De stad in de middeleeuwse samenleving.

Het leenstelsel werd steeds minder belangrijk doordat sommige dorpen stadsrechten kregen. Dan was het dorp officieel een stad zoals Amsterdam. De bewoners van een stad kregen dan recht om zelf hun stad te besturen en recht te spreken volgens hun eigen stadsrechten. De stad was voor veel mensen een aantrekkelijke woonplaats. Ze waren er niet onderdanig aan adel of geestelijkheid.  Ze hoefden geen taken te doen en waren ook vrij van andere verplichtingen. Alle burgers bij elkaar noem je de burgerij. In veel steden kon een man het burgerrecht krijgen als hij een jaar en een dag in de stad woonde, een beroep had en belasting betaalde. Vrouwen konden geen burger worden, en ook de meeste arbeiders waren geen burgers.

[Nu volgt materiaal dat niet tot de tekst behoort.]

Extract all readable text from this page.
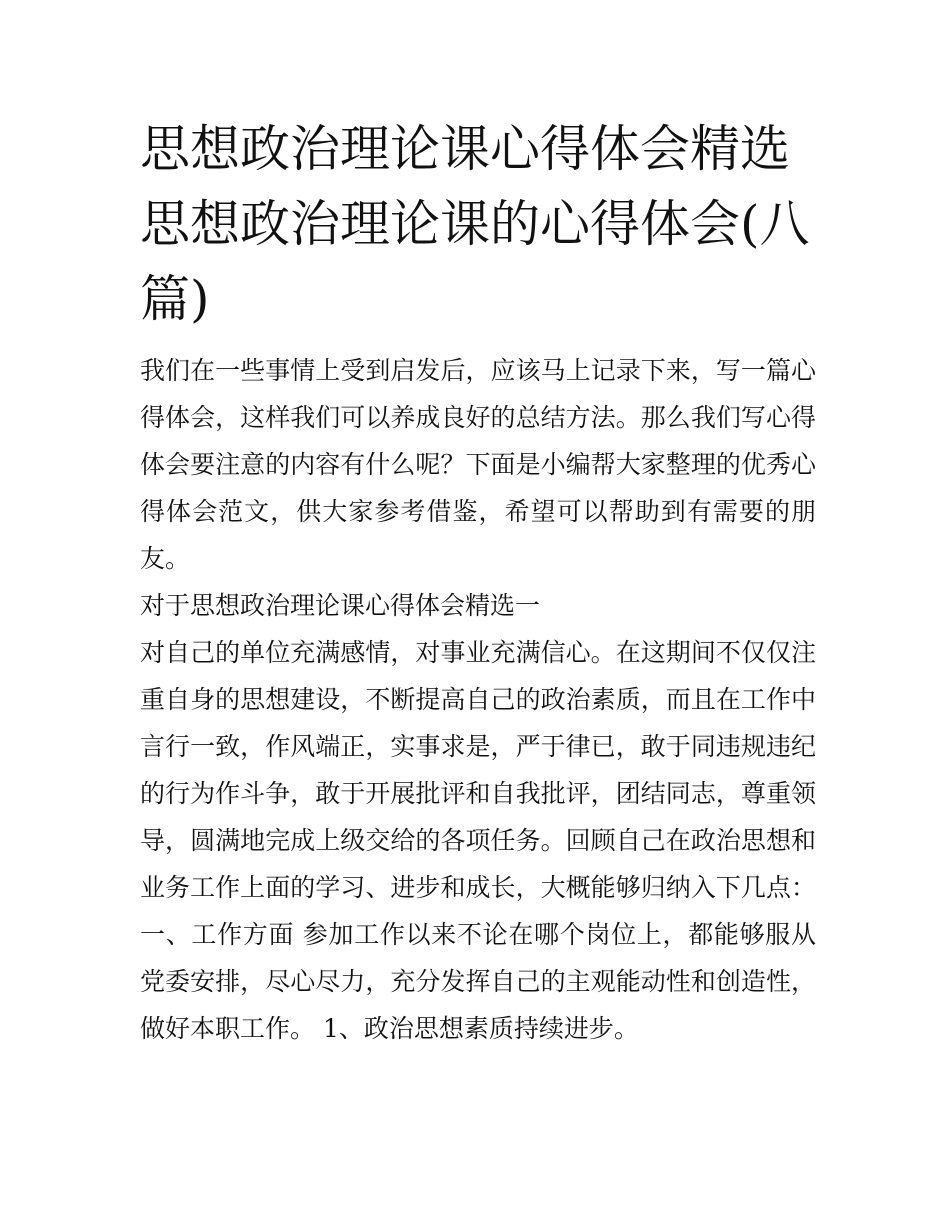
思想政治理论课心得体会精选思想政治理论课的心得体会(八篇)

我们在一些事情上受到启发后，应该马上记录下来，写一篇心得体会，这样我们可以养成良好的总结方法。那么我们写心得体会要注意的内容有什么呢？下面是小编帮大家整理的优秀心得体会范文，供大家参考借鉴，希望可以帮助到有需要的朋友。

对于思想政治理论课心得体会精选一

对自己的单位充满感情，对事业充满信心。在这期间不仅仅注重自身的思想建设，不断提高自己的政治素质，而且在工作中言行一致，作风端正，实事求是，严于律已，敢于同违规违纪的行为作斗争，敢于开展批评和自我批评，团结同志，尊重领导，圆满地完成上级交给的各项任务。回顾自己在政治思想和业务工作上面的学习、进步和成长，大概能够归纳入下几点：一、工作方面 参加工作以来不论在哪个岗位上，都能够服从党委安排，尽心尽力，充分发挥自己的主观能动性和创造性，做好本职工作。 1、政治思想素质持续进步。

Het leenstelsel was dus aan het vervallen doordat mensen die in een stad woonden nu hun domeinheer niet meer te gehoorzamen omdat ze vrij waren van hun verplichtingen.

Daarom zeiden de burgers ook: 'Stadslucht maakt vrij.'

 

 

Besturing van een middeleeuwse stad

Een middeleeuwse stad werd bestuurd door de schepenen. Zij zorgden voor de orde en de rust. De stad had zijn eigen stadswetten en ze moesten die wetten volgen voor het besturen van de stad. Ook mochten ze stadsmuren bouwen en belasting en tol heffen. De stad werd bestuurd vanuit het raadhuis. Vaak had de graaf of koning nog wel invloed. Hij mocht bijvoorbeeld wel de voorzitter van de schepenbank aanwijzen. Maar later had de graaf en koning geen invloed meer. Hollandse steden kregen vanaf de 15e eeuw burgemeesters. Die mochten voor één of meer jaren de stad besturen.

Functies en gebouwen

In een middeleeuwse stad waren er verschillende functies die belangrijk waren. Het stadsbestuur had allerlei ambtenaren in dienst:

  1. Omroeper, omroepers maakten het nieuws in een stad bekend, toen er nog geen kranten bestonden
  2. Arts, artsen zorgden voor zieke en gewonde mensen.
  3. Poortwachter, poortwachters bewaakten de stadspoort zodat er geen ongewenste mensen binnen kwamen.
  4. Schoolmeester, schoolmeesters waren eigenlijk leraren, naast het lesgeven waren ze meestal ook actief in de kerk.
  5. Vuilopruimer, vuilopruimers maakten de stad schoon.

Middeleeuwse steden waren kon je van veraf al herkennen. Doordat er hoge kerktorens en kathedralen op het marktplein stonden en de stad omringd door een grote stadsmuur. Er waren wachttorens, ophaalbruggen en versterkte poorten. Maar dat was ook wel nodig om vijanden buiten te houden. 's Avonds gingen de stadspoorten dicht en kon niemand de stad meer in of uit.